Un autre problème lié à la hausse des taux d’imposition est la montée de la méfiance du public à l’égard des capacités de l’État à générer des retours sur impôt satisfaisants pour les contribuables. Lorsque cela se produit, comme c’est le cas en Afrique du Sud actuellement, la courbe de Laffer montre une baisse qui traduit une incitation plus élevée à éviter et/ou à échapper aux impôts.
En Afrique du Sud, il y a une pression croissante pour augmenter les taux d’imposition. Les raisons sont doubles: l’augmentation de la dette et la hausse des dépenses. Le gouvernement est tributaire des impôts comme moyen de financer non seulement ses dépenses mais aussi ses dettes. Financer le remboursement de la dette en contractant encore plus de dette n’est pas une idée financièrement saine.
Deux exemples marquants de l’effet Laffer prennent racine dans l’économie sud-africaine. Les recettes fiscales totales provenant des impôts sur le revenu, les bénéfices et les gains en capital, ont diminué même si les taux d’imposition extrêmement élevés sur le revenu individuel, les bénéfices et les gains en capital n’ont pas été abaissés.
Les recettes de la taxe sur la valeur ajoutée (TVA) ont également diminué. Le fait le plus notable est la forte baisse des recettes fiscales après la mise en service du nouveau taux de TVA de 15% en avril 2018.
La hausse de la fiscalité est contraire aux principes de la Constitution
La courbe de Laffer ne devrait cependant pas intéresser uniquement les économistes. Les partisans de l’État de droit et du constitutionnalisme en général devraient également s’intéresser à ce phénomène. La Constitution précise à l’article 1(c) que l’Afrique du Sud est fondée, entre autres, sur «la suprématie de la Constitution et de l’État de droit».
La Free Market Foundation a publié dix principes de l’état de droit, dont le neuvième précise que «Toute loi doit respecter le principe primordial du caractère raisonnable, qui comprend la rationalité, la proportionnalité et l’efficacité».
Dans un jugement minoritaire rendu dans l’affaire de la Cour constitutionnelle Van der Walt contre Metcash, le juge Madala a souligné de nombreux principes de l’État de droit, l’un étant l’absence de pouvoir arbitraire. Madala a également cité le juge en chef Bhagwati de la Cour suprême de l’Inde, qui a déclaré que l’état de droit exclut également le caractère déraisonnable.

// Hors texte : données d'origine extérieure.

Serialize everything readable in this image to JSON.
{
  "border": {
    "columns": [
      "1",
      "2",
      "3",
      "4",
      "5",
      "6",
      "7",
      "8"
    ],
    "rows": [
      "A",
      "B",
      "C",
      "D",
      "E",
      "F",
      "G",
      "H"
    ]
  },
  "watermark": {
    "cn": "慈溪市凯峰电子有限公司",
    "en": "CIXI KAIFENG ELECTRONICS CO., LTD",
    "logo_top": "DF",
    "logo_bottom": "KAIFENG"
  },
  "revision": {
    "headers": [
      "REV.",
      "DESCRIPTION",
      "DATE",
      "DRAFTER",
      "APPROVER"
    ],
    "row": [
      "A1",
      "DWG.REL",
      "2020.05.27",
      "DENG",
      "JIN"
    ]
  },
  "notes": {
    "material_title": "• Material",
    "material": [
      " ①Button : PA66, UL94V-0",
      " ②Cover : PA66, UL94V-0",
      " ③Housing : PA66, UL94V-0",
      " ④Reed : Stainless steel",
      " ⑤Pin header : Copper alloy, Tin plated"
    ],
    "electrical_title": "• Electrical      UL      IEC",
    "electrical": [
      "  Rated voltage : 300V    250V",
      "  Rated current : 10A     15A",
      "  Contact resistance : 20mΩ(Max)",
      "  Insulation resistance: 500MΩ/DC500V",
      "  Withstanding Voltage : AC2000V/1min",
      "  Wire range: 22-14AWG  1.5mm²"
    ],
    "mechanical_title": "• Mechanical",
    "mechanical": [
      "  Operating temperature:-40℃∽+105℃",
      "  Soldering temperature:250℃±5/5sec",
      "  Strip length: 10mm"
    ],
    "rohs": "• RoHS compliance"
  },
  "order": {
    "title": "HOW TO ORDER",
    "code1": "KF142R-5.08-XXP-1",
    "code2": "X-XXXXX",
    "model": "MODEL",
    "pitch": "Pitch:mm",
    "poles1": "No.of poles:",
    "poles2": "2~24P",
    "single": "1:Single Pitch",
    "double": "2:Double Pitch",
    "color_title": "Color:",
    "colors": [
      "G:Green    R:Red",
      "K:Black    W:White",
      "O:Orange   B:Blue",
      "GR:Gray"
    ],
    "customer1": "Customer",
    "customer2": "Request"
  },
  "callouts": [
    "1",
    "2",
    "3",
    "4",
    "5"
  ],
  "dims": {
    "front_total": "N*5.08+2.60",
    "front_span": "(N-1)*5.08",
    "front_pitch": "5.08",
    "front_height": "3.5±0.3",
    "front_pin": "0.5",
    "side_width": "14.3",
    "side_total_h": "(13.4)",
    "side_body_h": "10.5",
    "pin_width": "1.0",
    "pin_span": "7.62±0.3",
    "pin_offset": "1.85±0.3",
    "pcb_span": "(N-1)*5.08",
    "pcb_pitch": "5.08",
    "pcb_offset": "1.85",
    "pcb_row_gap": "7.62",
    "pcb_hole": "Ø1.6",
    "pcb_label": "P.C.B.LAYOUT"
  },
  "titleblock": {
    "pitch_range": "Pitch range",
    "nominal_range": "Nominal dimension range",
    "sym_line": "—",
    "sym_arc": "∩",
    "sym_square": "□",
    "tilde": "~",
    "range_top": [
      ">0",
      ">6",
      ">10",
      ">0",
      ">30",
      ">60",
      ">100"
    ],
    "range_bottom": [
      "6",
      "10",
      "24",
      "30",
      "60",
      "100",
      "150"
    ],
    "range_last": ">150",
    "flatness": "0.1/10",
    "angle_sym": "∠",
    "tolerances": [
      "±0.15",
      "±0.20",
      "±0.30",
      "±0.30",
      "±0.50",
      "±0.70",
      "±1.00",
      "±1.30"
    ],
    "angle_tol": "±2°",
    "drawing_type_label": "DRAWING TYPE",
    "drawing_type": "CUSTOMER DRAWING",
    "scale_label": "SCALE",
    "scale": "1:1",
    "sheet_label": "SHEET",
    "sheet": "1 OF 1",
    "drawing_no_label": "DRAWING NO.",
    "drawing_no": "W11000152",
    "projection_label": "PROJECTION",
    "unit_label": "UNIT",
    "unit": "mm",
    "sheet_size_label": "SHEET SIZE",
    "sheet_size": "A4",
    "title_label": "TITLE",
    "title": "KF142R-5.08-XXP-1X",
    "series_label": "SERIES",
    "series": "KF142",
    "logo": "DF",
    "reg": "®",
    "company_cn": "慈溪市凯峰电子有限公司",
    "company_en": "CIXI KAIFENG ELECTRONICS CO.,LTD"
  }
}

L’arbitraire est l’opposé du caractère raisonnable et la primauté du droit, exprimée en tant que valeur fondatrice à l’article 1(c) de la Constitution, nécessite que la conduite du gouvernement soit raisonnable.
Les recettes fiscales n’augmenteront pas, car l’Afrique du Sud a probablement déjà largement dépassé le seuil maximisant les recettes fiscales. Il n’y a aucune base raisonnable pour taxer de manière persistante les citoyens sud-africains à leur détriment et à celui de l’ensemble de l’économie. Les arguments éthiques et juridiques contre les taxes, qui ont un objectif utilitaire, dépassent le cadre de cet article.
Cependant, il est évident que, même pour des raisons pragmatiques, l’augmentation des taux d’imposition ou l’introduction de nouvelles taxes est arbitraire et probablement inconstitutionnelle.